13 enero 2010

Human rights face losing battle in 2009

AFP 

Human rights faced tough challenges around the world in 2009 for the fourth year running, the US-based rights group Freedom House said in its annual report released Tuesday.

Almost 40 countries in Africa, Latin America, the Middle East and the former Soviet Union lost ground on political rights and civil liberties, the group said.

"The decline is global," Arch Puddington, Freedom House’s research director, warned in the report.

It "affects countries with military and economic power, affects countries that had previously shown signs of reform potential, and is accompanied by enhanced persecution of political dissidents and independent journalists."

Referring to Russia and China, Puddington wrote that "to make matters worse, the most powerful authoritarian regimes have become more repressive, more influential in the international arena, and more uncompromising."

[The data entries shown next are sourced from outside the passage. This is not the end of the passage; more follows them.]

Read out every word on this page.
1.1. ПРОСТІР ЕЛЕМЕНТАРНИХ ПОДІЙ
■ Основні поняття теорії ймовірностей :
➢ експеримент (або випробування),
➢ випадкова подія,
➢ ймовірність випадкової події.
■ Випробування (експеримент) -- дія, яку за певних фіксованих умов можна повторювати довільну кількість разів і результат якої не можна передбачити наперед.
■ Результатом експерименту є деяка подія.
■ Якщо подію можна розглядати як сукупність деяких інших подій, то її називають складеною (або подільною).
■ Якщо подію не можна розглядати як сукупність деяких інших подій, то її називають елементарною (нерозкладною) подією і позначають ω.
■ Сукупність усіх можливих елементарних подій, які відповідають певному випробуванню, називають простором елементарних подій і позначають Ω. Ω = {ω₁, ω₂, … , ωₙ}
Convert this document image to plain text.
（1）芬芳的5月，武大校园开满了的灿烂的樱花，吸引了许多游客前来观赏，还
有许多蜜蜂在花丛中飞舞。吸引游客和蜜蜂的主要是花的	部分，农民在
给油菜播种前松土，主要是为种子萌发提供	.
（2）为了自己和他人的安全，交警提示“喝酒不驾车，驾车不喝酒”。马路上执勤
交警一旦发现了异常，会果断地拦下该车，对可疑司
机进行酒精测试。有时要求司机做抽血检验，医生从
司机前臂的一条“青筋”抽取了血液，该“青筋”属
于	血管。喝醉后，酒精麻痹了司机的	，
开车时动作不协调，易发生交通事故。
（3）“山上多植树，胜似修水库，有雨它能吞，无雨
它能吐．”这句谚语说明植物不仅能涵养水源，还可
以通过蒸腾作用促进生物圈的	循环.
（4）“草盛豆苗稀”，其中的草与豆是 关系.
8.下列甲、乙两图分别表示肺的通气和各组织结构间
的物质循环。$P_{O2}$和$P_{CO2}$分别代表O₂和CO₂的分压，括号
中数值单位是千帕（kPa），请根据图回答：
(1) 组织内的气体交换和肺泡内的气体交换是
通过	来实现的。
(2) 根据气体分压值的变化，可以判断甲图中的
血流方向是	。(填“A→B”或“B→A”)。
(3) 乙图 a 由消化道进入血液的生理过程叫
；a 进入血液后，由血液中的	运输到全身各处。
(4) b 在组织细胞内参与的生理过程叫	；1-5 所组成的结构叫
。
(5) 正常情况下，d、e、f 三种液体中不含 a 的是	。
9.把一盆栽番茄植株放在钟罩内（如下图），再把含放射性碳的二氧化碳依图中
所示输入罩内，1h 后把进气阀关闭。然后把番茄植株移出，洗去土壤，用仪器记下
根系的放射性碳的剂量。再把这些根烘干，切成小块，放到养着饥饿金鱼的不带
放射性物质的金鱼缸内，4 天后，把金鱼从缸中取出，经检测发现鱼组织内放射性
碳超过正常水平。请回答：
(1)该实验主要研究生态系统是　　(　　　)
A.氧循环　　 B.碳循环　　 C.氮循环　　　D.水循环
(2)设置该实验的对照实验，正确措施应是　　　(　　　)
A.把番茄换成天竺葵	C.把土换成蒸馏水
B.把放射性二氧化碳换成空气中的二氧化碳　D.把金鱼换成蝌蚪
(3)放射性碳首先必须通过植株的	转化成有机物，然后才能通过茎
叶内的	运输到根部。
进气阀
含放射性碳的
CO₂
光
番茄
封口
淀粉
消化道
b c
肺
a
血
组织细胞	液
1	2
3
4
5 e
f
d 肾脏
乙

Freedom House classes 89 countries as free, grouping 46 percent of the world’s population. Another 58 countries were partly free, the report said, covering another 20 percent of the global population.

But 47 countries (34 percent of the world’s population, half of whom are in China) are not free, according to the group’s report.

The number of representative democracies (116) slumped to the lowest level since 1995.

Among the worst countries in terms of human rights in 2009 were Myanmar, Equatorial Guinea, Eritrea, Libya, North Korea, Somalia, Sudan, Tibet (which Freedom House classes separately from China), Turkmenistan and Uzbekistan.

Though there were five African nations on the list of the global "worst of the worst," the Middle East remained the most repressive region in the world, the group said.